This past Wednesday, as our vice president for strategic advancement sat down to talk shop over lunch with the president of Kehillat Israel (the Reconstructionist congregation in Pacific Palisades, California), both of their cell phones began beeping with news alerts of a mass shooting taking place just east of them in San Bernardino. They looked at each other: Again? So close? What else to say?
There are far too many of these types of events. We mourn the victims who are dead, we stand in support of their families, and we pray for full and speedy recoveries for all who have been injured. While it may become increasingly difficult to mourn an ever-increasing number of victims from this sort of horrific violence, we strive ourselves, and we implore you, not to harden your heart. Take a moment today to think about these victims and their families as unique and precious individuals, not just as a mere few among countless.

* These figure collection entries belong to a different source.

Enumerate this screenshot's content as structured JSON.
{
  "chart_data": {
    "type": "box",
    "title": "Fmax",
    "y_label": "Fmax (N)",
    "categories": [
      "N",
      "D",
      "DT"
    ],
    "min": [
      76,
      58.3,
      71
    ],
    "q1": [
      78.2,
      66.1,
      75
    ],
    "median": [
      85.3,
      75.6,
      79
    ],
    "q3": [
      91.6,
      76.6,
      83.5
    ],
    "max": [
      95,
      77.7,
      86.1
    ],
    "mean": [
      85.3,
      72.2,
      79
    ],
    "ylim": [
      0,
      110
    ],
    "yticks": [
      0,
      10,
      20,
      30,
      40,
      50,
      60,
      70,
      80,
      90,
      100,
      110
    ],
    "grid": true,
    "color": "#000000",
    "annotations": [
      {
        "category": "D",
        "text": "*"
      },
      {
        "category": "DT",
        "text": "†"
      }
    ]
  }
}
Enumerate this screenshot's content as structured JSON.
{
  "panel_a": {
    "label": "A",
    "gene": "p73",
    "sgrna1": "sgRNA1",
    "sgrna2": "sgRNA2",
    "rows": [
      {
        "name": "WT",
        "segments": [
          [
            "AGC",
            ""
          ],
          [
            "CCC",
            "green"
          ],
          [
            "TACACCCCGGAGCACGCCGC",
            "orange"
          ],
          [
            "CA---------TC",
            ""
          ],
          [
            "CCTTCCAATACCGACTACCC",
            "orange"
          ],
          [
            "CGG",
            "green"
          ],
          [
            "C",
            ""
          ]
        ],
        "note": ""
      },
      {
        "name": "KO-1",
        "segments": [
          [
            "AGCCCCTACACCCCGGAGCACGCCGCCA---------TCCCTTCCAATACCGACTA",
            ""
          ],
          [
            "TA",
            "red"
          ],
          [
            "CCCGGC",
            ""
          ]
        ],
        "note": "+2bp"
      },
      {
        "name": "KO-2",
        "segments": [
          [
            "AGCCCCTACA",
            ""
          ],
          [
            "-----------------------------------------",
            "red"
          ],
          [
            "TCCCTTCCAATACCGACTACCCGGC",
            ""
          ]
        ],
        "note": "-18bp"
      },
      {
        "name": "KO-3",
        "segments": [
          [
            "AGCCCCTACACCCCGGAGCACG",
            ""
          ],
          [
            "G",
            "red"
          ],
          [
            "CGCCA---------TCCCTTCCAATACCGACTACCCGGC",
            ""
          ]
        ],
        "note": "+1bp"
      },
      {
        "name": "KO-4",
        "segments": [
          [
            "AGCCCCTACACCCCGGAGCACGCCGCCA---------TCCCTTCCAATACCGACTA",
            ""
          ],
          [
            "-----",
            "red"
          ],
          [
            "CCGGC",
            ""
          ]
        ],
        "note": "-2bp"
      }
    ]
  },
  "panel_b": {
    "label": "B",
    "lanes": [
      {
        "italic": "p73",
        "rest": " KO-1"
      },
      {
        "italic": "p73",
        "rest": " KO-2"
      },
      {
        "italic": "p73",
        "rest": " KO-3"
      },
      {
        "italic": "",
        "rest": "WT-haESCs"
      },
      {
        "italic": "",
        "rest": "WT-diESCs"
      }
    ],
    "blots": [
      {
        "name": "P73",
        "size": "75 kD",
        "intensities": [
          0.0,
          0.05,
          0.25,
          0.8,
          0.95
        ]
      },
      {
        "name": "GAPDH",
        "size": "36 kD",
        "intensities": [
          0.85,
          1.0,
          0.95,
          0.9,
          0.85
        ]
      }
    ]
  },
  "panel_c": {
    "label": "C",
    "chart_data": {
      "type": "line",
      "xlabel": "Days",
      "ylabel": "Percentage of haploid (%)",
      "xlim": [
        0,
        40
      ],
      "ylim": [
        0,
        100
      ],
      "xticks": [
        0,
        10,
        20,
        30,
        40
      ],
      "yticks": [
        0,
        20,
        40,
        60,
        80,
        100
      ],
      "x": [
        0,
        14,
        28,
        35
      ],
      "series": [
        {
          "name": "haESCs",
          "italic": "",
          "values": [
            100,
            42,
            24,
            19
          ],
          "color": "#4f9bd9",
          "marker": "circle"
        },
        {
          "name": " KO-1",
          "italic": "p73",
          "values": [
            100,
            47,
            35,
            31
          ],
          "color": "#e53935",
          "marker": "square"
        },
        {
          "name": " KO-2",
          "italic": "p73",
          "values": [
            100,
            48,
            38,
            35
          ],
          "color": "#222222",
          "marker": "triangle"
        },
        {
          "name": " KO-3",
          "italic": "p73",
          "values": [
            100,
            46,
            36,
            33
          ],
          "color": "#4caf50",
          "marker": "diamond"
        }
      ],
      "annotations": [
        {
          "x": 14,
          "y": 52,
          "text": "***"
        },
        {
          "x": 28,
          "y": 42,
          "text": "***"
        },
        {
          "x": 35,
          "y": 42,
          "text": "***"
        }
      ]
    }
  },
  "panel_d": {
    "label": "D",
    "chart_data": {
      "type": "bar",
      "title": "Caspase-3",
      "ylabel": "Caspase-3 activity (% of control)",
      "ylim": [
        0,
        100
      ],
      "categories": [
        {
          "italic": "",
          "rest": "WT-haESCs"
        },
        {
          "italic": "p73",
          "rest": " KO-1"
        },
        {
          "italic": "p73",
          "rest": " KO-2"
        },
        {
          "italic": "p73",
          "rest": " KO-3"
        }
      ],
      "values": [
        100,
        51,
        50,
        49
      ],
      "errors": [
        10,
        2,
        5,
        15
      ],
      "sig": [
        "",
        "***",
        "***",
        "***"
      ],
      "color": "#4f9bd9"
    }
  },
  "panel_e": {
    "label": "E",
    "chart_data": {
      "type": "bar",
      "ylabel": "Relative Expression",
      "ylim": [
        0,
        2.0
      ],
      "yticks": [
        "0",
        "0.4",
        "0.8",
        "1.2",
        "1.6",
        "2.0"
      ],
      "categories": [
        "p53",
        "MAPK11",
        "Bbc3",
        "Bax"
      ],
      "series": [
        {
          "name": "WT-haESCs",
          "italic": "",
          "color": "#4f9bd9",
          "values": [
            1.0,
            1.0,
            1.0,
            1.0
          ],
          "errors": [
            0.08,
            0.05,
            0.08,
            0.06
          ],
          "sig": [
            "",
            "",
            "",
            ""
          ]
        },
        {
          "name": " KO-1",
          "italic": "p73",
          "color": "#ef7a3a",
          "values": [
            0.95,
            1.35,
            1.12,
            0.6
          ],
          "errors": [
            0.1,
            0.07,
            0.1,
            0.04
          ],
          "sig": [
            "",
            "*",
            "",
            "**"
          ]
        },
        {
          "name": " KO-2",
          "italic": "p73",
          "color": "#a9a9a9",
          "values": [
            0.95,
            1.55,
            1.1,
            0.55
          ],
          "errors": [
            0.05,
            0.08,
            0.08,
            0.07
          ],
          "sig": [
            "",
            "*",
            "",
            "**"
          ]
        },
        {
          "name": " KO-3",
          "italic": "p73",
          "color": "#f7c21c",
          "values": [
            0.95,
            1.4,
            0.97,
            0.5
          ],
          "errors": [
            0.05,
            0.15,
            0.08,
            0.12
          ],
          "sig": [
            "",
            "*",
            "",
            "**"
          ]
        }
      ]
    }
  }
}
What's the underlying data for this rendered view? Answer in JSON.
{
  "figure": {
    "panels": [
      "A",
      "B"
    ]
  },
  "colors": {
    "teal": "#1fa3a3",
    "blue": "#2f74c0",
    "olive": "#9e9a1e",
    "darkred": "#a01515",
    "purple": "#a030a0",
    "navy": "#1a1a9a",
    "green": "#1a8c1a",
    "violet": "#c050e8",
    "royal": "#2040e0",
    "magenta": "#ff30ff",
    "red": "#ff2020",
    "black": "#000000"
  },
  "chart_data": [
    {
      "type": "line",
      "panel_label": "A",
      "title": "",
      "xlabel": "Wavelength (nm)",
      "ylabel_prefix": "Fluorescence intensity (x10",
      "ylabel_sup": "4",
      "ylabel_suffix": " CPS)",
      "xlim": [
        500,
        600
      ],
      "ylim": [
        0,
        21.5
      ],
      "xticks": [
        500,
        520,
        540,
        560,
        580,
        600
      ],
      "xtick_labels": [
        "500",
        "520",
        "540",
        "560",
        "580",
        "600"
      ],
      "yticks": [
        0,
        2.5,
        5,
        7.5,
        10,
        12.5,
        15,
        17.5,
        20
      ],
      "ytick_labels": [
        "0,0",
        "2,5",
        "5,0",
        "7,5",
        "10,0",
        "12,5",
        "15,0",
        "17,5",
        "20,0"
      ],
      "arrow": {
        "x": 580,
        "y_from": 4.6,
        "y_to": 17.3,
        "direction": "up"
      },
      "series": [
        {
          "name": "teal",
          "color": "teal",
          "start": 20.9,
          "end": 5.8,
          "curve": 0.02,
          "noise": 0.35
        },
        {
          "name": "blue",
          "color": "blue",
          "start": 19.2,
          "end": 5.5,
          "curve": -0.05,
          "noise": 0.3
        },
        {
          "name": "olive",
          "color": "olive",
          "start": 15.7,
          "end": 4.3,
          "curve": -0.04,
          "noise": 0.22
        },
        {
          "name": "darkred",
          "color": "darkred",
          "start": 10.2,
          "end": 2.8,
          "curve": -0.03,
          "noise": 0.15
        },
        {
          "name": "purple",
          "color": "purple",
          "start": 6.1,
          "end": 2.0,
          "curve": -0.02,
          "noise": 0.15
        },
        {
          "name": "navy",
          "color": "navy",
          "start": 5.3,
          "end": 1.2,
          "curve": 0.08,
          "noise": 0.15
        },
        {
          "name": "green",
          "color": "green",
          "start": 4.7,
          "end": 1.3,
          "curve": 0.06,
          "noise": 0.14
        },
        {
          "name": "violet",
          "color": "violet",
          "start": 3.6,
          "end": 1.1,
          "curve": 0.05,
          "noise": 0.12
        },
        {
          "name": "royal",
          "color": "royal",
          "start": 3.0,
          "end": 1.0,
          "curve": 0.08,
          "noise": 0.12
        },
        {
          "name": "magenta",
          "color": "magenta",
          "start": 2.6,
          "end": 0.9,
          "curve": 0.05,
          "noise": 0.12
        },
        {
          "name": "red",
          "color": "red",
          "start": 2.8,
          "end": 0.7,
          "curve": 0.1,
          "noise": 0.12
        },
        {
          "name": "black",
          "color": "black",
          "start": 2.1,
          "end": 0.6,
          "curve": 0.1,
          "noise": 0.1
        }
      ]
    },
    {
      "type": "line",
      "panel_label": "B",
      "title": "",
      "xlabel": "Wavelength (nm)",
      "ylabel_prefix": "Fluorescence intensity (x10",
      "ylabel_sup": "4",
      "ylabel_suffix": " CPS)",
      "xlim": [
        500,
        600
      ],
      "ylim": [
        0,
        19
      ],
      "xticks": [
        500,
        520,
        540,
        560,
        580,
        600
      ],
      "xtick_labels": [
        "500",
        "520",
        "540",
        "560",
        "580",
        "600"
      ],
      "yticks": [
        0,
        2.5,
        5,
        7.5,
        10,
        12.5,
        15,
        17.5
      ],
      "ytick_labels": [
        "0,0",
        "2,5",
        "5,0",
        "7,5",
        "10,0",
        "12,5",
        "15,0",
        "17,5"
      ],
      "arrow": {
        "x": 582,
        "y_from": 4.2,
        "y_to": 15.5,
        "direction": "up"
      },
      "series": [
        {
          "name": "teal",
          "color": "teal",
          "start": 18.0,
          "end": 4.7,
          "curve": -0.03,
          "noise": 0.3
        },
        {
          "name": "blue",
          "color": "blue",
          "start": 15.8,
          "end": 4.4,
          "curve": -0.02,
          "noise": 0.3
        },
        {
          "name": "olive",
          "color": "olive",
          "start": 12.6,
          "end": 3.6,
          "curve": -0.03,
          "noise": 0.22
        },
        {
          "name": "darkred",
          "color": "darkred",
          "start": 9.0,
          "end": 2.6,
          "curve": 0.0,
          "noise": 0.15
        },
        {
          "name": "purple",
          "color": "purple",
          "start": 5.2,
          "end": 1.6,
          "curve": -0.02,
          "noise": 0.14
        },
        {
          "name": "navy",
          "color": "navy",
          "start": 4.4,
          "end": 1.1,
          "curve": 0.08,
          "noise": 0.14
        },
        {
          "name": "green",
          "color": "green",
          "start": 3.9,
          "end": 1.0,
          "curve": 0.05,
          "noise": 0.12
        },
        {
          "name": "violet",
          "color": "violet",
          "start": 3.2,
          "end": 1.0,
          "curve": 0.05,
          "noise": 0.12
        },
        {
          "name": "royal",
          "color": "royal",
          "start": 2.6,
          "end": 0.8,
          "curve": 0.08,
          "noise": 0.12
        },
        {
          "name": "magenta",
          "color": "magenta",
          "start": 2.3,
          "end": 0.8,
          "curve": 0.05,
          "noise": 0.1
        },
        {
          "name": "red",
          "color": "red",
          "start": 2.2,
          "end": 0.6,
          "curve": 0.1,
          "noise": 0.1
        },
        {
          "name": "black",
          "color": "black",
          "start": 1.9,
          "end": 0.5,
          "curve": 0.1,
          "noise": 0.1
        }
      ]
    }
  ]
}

We know that 14 people are dead, 21 wounded; that the perpetrators were heavily armed with guns, ammunition and pipe bombs; and that there is emerging information that this assault could have been a terrorist attack associated with ISIS. While we all want to learn more about this event and the motives of the perpetrators, perhaps to help us process the situation, none of us will ever really understand it. We can and will talk about laws and policies that might make it more difficult for individuals such as these to carry out such violence. But in the immediate aftermath, the words that seem most important are these: bring those whom you love closer; tighten your bonds to your community; and deepen your understanding of and appreciation for the wisdom of our shared Jewish tradition, that has been refined over the millennia to help us and our people cope with the incomprehensible.
Hanukkah falls at the darkest time of the year. Light wanes and each day is darker than the one that came before. This year in particular, keenly aware of the darkness that clouds our world, let us rededicate ourselves to bringing light.